In 2015/16 the Claimant was absent for 60 days during a 12-month period. The Respondent informed the Claimant that a meeting would be held under its disciplinary procedure. At this point the Respondent chose to take disciplinary action and issued the Claimant with a 12-month written warning. As a consequence of this, the Claimant was no longer entitled to sick pay when she took absence triggered by her disability. The Claimant was forced to work during this period when she would have otherwise taken sickness absence as she could not afford to lose out on her earnings.
The Claimant claimed discrimination on the grounds of her disability. The Employment Tribunal found in favour of the Claimant and this decision was upheld by the EAT on appeal.
The Equality Act 2010 provides that discrimination on the grounds of a person’s disability is unlawful if the person is treated unfavourably because of something arising in consequence of their disability and if the treatment is not a proportionate means of achieving a legitimate aim.
In this case, the Claimant’s long periods of absence arose in consequence of her disability. The burden was therefore on the Respondent to show that the written warning it issued was a proportionate means of achieving a legitimate aim. The Respondent argued that the legitimate aim was to improve the Claimant’s attendance levels. However, the Respondent accepted that the Claimant’s absences were genuine and were disability related so it was very unlikely that issuing a written warning would improve the absences if these were genuinely related to the Claimant’s disability.

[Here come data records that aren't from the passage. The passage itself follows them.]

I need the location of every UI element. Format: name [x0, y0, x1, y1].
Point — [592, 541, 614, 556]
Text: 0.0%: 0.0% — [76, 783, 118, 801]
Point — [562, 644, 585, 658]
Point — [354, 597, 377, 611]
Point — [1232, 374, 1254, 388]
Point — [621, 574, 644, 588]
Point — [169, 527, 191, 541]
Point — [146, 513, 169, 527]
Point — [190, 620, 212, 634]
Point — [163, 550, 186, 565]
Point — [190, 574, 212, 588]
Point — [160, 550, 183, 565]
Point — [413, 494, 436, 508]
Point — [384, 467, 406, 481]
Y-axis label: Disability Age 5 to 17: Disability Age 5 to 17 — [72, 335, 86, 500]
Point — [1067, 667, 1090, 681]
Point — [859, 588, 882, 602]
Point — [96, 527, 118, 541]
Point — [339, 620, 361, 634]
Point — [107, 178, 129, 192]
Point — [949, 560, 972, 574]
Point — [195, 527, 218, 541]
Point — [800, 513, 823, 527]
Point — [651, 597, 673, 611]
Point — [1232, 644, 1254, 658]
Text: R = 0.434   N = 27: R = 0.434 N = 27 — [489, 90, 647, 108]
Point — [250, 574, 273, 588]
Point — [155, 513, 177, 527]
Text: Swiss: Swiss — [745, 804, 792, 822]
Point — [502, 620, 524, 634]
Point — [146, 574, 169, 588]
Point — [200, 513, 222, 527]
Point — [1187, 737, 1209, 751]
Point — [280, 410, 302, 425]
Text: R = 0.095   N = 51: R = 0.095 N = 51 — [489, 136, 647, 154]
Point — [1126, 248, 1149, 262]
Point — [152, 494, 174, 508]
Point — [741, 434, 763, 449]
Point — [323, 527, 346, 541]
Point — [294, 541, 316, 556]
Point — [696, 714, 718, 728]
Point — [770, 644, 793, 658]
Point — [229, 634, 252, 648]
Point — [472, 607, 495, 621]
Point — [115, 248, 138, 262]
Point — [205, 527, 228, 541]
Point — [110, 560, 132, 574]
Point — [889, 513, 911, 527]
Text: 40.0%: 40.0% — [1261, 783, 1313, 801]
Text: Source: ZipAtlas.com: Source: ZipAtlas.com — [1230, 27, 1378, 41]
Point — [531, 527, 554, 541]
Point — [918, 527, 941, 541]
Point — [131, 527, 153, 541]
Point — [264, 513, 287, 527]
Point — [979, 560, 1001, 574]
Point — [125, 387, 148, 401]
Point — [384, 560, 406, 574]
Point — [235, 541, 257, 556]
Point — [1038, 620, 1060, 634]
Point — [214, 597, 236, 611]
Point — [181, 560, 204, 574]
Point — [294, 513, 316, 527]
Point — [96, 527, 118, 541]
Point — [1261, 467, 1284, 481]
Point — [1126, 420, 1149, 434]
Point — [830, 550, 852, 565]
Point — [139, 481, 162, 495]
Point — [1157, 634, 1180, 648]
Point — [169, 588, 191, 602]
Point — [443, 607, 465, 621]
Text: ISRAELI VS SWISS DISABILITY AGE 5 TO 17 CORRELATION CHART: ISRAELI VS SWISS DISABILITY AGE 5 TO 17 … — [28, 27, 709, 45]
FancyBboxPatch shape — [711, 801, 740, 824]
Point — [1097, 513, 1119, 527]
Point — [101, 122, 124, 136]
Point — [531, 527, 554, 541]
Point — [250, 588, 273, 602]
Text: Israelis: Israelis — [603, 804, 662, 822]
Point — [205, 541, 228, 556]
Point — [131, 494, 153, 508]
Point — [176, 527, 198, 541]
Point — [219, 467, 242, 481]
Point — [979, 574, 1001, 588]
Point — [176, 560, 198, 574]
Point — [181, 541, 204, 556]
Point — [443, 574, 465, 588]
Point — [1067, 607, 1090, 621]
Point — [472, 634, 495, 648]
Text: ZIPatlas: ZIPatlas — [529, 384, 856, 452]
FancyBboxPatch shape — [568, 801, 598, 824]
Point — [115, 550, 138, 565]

The Respondent also needed to show that the written warning was proportionate. The Respondent failed to refer the matter to Occupational Health or obtain medical advice and/or health records from the Claimant’s GP prior to issuing the written warning. The Respondent had therefore failed to follow its own procedure before issuing the written warning and so the treatment was neither proportionate nor justified. If the Respondent had referred the case and/or obtained medical advice “it may well have been able to justify its actions depending on what advice was received”. This case highlights the importance of procedure when taking disciplinary action against employees and shows the challenges employers may face when managing disabled employee’s absences.